I pulled up a couple of cards that screamed trouble to me. The focal point of the reading was the Hermit and the inverted Hierophant; in addition, there was a smattering of other cards (including the Ten of Pentacles) that screamed to me that something was really, seriously wrong. I laid out the spread and felt my stomach tighten. A tiny voice inside my head said, “Dear God, this woman has an abusive father.”
That is not something you can just blurt out in a reading. I didn’t know this woman and was in no position to propose something like that, especially because (despite my urging) she and a friend were getting readings simultaneously and the friend was in the room.* So I approached the matter as delicately as I could.
“This first card looks like you’re drawing inward,” I said, “Like you’re turning away from the people around you and isolating yourself. This card here is meant to represent the cause of that, and it represents a conflict with authority. A good three-quarters of the cards in your spread are from the Major Arcana, so I get a strong sense that you’re at a major turning point in your life where a tough decision has to be made…”
(And so on.)
I don’t think she had expected me to take the reading in such a dark direction. After going through three of the cards and analyzing them (in more depth than what I did above), I looked up at her from under hooded eyes and quested, “Is any of this making sense?”
She cocked her head to the side, scrunched up her nose, and said, “Not really. Is there anything else the cards could mean?”
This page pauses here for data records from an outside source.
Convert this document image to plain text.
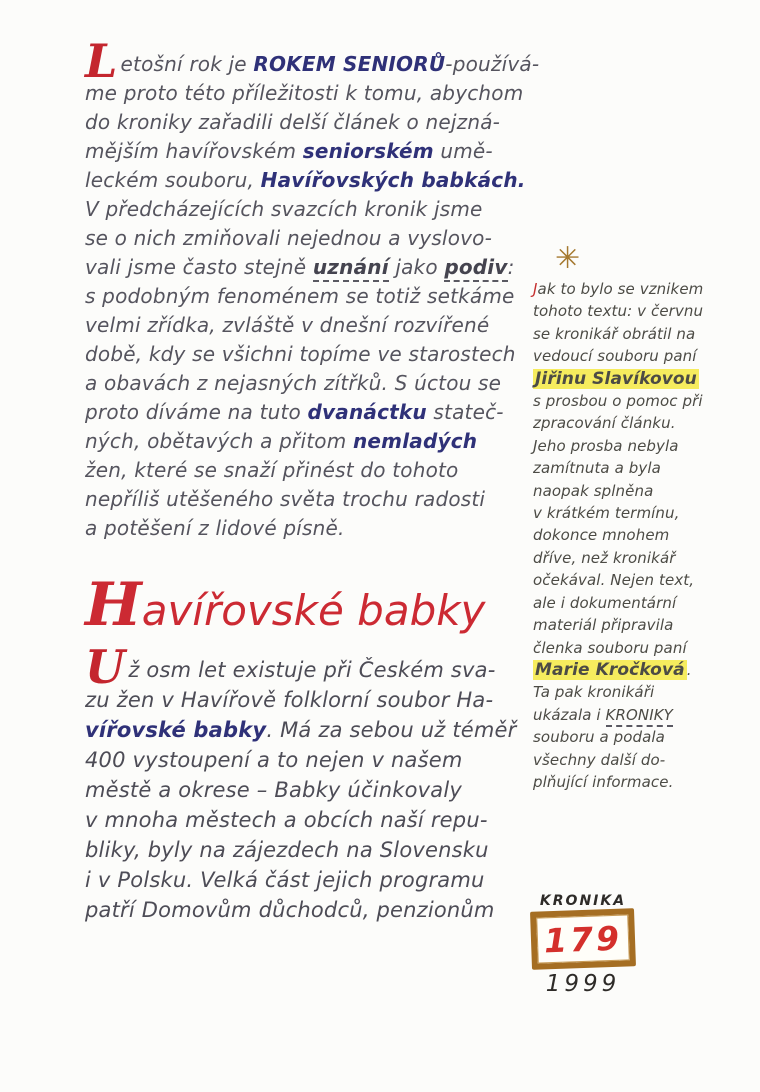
Letošní rok je ROKEM SENIORŮ-používá-
me proto této příležitosti k tomu, abychom
do kroniky zařadili delší článek o nejzná-
mějším havířovském seniorském umě-
leckém souboru, Havířovských babkách.
V předcházejících svazcích kronik jsme
se o nich zmiňovali nejednou a vyslovo-
vali jsme často stejně uznání jako podiv:
s podobným fenoménem se totiž setkáme
velmi zřídka, zvláště v dnešní rozvířené
době, kdy se všichni topíme ve starostech
a obavách z nejasných zítřků. S úctou se
proto díváme na tuto dvanáctku stateč-
ných, obětavých a přitom nemladých
žen, které se snaží přinést do tohoto
nepříliš utěšeného světa trochu radosti
a potěšení z lidové písně.
Havířovské babky
Už osm let existuje při Českém sva-
zu žen v Havířově folklorní soubor Ha-
vířovské babky. Má za sebou už téměř
400 vystoupení a to nejen v našem
městě a okrese – Babky účinkovaly
v mnoha městech a obcích naší repu-
bliky, byly na zájezdech na Slovensku
i v Polsku. Velká část jejich programu
patří Domovům důchodců, penzionům
✳
Jak to bylo se vznikem
tohoto textu: v červnu
se kronikář obrátil na
vedoucí souboru paní
Jiřinu Slavíkovou
s prosbou o pomoc při
zpracování článku.
Jeho prosba nebyla
zamítnuta a byla
naopak splněna
v krátkém termínu,
dokonce mnohem
dříve, než kronikář
očekával. Nejen text,
ale i dokumentární
materiál připravila
členka souboru paní
Marie Kročková .
Ta pak kronikáři
ukázala i KRONIKY
souboru a podala
všechny další do-
plňující informace.
KRONIKA
179
1999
I cannot tell you what a relief it was to hear that. I stopped, went back to the first card, and reevaluated the connections in the spread. I amended my direction, started talking about her career, and delivered a knock-out reading that she said resonated with her.
Was my first instinct wrong? I honestly don’t know. Something about the layout of those cards still feels a little sketchy to me. But I certainly could have been mistaken, and it’s not my place as an outsider to insist, “No, you must be a victim of abuse. My magic cards say so!”
The take-away here is that my querent did exactly what she should have done. The reading was not making sense to her, or at the very least it was going in a direction she didn’t want to go, so she stopped me, gave me feedback, and helped me bring the reading around to something that she was looking to discuss. I could not have asked for a more responsive, more helpful querent.
Tarot readers get things wrong sometimes. It happens. But when a querent just sits across the table looking pissy and fuming about how Tarot is all a load of nonsense, there’s nothing that we as readers can do to amend the situation. Client feedback is so, so important for Tarot readers, and I’m still riding high from the experience of having a client who was so willing to engage in dialogue with me.
*I have complicated feelings about allowing something like this. In a professional reading, I would insist on a one-on-one session, but this one was pro bono, and I had grudgingly let it slide.